Wie schon im letzten Jahr bildeten tierische Produkte aus dem Labor einen der Themenschwerpunkte des Kongresses. Ging es 2019 allerdings noch um Clean Meat – also durch Zellvermehrung produziertes in-Vitro-Fleisch – stellte dieses Mal Raffael Wohlgensinger, Gründer und CEO des schweizer Start-ups Legendairy Foods, die Biotechnologie von Clean Dairy vor. Er erklärte, dass die Produktion von Milch und Käse aus dem Labor zwar etwas anders funktioniere als die von Fleisch, da es hier um azelluläre Produkte ginge, die mithilfe von Hefe und Fermentation hergestellt werden könnten, das Ziel sei aber das gleiche: ein „echtes“ tierisches Produkt schaffen, ohne dass ein Tier dafür leiden muss. Erste Life-Circle-Analysen wiesen zudem darauf hin, dass die Herstellung von Clean Dairy hinsichtlich Wasser und Energieverbrauch sehr viel effizienter sei als die klassische Produktion. Dieses müsse allerdings noch verifiziert werden. Derzeit arbeite das Unternehmen an der Herstellung von Ricotta und Mozzarella, denn bei Käse sei der „Pain Point“ beim Verbraucher größer als bei Milch, so Wohlgensinger.

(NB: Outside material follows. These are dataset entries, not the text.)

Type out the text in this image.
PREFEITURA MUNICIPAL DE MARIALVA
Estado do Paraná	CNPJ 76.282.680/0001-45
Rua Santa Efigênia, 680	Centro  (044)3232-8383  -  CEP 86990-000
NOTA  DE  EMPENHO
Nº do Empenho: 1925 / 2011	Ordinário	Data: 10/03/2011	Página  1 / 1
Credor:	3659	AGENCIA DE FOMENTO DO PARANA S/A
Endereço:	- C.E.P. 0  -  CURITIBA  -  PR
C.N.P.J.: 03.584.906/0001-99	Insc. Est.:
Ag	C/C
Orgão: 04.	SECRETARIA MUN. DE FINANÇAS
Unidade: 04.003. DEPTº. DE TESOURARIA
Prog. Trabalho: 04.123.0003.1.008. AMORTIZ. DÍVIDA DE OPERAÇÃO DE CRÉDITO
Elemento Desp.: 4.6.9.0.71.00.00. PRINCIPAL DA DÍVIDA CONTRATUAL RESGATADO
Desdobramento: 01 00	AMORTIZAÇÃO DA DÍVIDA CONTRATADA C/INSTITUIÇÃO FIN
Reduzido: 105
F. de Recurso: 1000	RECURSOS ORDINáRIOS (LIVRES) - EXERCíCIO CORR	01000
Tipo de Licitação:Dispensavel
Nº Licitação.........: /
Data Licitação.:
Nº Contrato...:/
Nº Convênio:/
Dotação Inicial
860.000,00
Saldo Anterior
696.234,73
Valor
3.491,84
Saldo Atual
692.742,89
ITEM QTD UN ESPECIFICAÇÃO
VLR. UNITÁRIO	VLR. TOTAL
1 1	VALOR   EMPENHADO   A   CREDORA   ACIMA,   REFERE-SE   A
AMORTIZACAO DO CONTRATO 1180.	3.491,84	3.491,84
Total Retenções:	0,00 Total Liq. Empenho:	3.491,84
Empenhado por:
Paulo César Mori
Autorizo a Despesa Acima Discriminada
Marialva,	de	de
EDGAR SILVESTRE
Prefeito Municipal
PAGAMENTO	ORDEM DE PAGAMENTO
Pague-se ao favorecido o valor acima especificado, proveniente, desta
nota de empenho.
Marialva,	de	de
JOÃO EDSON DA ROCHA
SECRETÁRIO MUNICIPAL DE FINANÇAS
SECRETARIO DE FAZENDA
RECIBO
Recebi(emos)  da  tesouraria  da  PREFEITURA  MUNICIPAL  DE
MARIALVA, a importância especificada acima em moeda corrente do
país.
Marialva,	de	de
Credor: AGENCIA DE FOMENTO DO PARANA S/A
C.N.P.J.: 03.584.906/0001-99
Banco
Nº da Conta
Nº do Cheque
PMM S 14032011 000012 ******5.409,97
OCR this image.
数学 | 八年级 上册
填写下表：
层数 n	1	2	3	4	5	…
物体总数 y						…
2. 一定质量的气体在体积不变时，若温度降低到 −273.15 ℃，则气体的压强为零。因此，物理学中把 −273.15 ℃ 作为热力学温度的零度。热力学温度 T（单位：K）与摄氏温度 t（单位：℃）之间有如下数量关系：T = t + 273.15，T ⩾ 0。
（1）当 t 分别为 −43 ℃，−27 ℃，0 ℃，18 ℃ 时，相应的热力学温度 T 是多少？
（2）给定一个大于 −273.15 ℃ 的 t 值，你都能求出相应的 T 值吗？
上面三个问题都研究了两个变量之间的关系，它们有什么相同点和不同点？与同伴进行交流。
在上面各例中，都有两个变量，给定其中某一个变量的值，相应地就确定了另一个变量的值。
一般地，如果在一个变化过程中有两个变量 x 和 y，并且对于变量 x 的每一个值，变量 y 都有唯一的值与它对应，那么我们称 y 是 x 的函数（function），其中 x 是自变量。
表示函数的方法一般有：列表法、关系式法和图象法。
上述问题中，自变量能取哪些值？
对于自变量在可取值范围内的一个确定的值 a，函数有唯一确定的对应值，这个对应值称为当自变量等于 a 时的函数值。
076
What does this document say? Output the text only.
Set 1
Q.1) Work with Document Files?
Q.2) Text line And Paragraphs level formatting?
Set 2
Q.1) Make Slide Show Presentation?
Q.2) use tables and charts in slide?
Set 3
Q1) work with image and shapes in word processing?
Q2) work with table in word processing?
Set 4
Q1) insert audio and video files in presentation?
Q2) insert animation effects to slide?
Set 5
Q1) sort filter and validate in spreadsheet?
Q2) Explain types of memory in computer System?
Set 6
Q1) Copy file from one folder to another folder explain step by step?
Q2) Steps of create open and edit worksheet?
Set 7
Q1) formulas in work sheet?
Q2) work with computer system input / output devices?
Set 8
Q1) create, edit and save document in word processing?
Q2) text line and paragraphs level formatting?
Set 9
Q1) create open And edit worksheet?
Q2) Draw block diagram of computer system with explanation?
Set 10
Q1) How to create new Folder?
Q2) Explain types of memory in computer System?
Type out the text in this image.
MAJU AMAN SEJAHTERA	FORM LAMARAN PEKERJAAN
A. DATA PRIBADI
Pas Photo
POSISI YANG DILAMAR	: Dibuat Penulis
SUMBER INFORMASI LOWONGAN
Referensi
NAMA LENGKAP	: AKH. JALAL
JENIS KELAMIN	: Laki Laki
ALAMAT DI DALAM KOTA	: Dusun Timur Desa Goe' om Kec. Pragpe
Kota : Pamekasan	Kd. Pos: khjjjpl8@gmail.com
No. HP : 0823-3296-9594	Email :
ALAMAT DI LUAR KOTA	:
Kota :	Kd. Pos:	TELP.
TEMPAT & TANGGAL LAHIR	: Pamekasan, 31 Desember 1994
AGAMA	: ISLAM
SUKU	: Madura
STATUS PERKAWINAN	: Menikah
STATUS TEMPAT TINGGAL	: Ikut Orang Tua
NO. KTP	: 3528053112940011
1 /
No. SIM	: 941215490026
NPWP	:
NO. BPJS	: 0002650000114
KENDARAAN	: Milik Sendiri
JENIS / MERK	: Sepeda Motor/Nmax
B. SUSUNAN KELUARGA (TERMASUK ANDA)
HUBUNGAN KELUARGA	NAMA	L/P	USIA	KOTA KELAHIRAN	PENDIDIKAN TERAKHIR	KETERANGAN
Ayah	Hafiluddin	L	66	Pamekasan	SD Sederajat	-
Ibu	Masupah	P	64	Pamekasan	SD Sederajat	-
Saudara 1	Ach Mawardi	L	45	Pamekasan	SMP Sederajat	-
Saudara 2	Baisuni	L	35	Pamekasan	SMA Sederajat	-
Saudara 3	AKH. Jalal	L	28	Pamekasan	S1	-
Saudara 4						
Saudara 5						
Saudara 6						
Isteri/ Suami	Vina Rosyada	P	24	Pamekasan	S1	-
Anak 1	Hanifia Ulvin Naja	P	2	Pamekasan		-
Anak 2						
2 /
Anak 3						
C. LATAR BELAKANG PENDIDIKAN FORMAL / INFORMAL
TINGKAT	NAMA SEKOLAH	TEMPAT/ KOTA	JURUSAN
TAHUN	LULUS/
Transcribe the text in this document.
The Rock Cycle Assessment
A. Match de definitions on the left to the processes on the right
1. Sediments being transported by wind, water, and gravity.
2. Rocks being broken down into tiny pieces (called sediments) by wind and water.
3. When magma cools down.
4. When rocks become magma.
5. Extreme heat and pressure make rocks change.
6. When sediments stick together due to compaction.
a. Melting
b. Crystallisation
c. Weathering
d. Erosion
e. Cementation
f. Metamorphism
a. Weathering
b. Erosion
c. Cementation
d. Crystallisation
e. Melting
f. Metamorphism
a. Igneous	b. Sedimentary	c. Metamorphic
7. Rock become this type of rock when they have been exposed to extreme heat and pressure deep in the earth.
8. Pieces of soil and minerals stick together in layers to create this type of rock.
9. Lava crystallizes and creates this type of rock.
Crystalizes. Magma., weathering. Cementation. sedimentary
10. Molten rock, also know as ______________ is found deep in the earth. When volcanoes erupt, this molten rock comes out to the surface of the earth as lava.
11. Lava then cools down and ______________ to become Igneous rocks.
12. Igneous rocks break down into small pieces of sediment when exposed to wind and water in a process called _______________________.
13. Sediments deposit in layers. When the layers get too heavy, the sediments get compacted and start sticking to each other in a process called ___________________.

Legendairy Foods ist das erste Unternehmen in Europa, das sich mit der Entwicklung von Clean-Dairy-Produkten beschäftigt und so endete der Vortrag mit einem Appell, es müsse in Europa mehr in die Technologie und entsprechende Start-ups investiert werden, wenn man sich nicht von den USA abhängen lassen wolle.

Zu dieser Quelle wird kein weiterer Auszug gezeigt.